パリ市立劇場にて

LA MUSIQUE

行って来ました、山海塾のパリ公演!
パリ市立劇場[Théâtre de la Ville テアトル・ド・ラ・ヴィル]のポスターとプログラム。

今回の演目「MEGURI」(日本語タイトル:海の賑わい陸の静寂—めぐり)にもKAKOさんの音楽が2曲使われていますが、春に行われた日本公演に足を運ぶことがスケジュール的に出来なかったこともあって、パリ公演の初日に立ち合うことにしたのです。
それともう一つの理由は、この劇場がリニューアルに入り、しばらくは休館となるため、歴史のある建物の今の姿を見ておきたいというKAKOさんの思いもありました。
ナポレオン3世の1860年代に推進されたパリ改造計画の一環として建設されたというのですから、さすがに由緒ある劇場の一つです。
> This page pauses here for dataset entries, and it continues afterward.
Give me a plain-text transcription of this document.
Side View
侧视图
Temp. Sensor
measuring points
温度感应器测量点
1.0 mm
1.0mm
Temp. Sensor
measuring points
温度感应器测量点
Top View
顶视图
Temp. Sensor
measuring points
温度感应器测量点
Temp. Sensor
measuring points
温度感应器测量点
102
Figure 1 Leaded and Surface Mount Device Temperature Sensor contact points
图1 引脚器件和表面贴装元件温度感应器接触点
6月なのに想像を絶する暑さ。平年を9度もオーバーしていて、30度ほどもあったかと思います。KAKOさんさえ上着を手にして半袖姿。

ドレスアップした女性陣は汗だくで気の毒でした。知り合いのフランス女性と頬×頬で挨拶したときは、「trés chaud とても暑い」と辛そうなひとこと。

音楽はKAKOさん、YAS-KAZさん、吉川洋一郎さんの3人で構成されています。
私はいつも山海塾公演では、先入観なしに座席につきますが、特に今回はKAKOさんとも「MEGURI」の音楽について話をする機会が無いままでしたので、白紙状態です。楽譜を吉川さんにお送りしてアレンジしていただく仕組みです。打ち合わせも1年半以上前だったので、忘れ気味、、、。どの曲が使われるのでしたか?とKAKOさんに質問しようとして・・・・。

そこへいきなり第1章とも言うべきスタートが、天児牛大(あまがつ うしお)さんのソロ舞踏。おおっ!
と思う間もなく、流れてきた音楽は、直ぐに分かるKAKOさんの曲です。
ゆっくりとあたかも予言者のように舞台を横切るソリスト・天児さんの姿。音楽が牽引していくかのようにグングン引き込まれる舞台空間。
しかし、、、どうしよう!曲名が思い浮かばない!!!焦りながらも第2章に移り、天児さんが去って4人の舞踏手が床に浮かび上がってきたときに、ふっと先程の曲名が頭をよぎりました。そうだ、「アボルダージュ!」
ただし場面ごとにタイトルがついていますので、ここは「Voix du lointain」。手元に和訳をもっていませんが詩的なことばになっているはず。

天児さんのソロはもう一度だけあって、その曲もKAKOさんのだと分かるのですが、アレッ?これって「ドラゴン・ライジング」かな?。
プログラムではこの場面についているのは「Foret de fossiles」。
元々はピアノ曲ですから弦楽器のみでアレンジされていたせいで、不意を突かれた感じ。
ドラマティックな曲の雰囲気は健在ですが、舞踏の内容に合わせて長さも必要だったせいか、譜面の繰り返しや継ぎ接ぎがあるので、同じ曲がこんなに変幻した印象になるのか、と思いました。

山海塾の古株というか重鎮ともなっている「蝉丸」「岩下 徹」「竹内 晶」の3者によるパートも見応えがあります。

特に美しかった舞台美術と照明。

KAKOさんも帰り際ステージに近寄っていました。

最後に全員が登場したコールだけ写真に撮れました。身体表現の極地をみせた8人の”日本人”。

「ブラボー!」が何度も響いて、大成功の初日公演でした。

各国から集ったお客様と談笑する天児さんやKAKOさんの一コマ。フランス語や英語が飛び交っています。この劇場であと8回上演されるのだそうです。

鮮烈な芸術空間の余韻が冷めない中、この数時間後に「イギリスがEU離脱」のビッグニュースを知りました。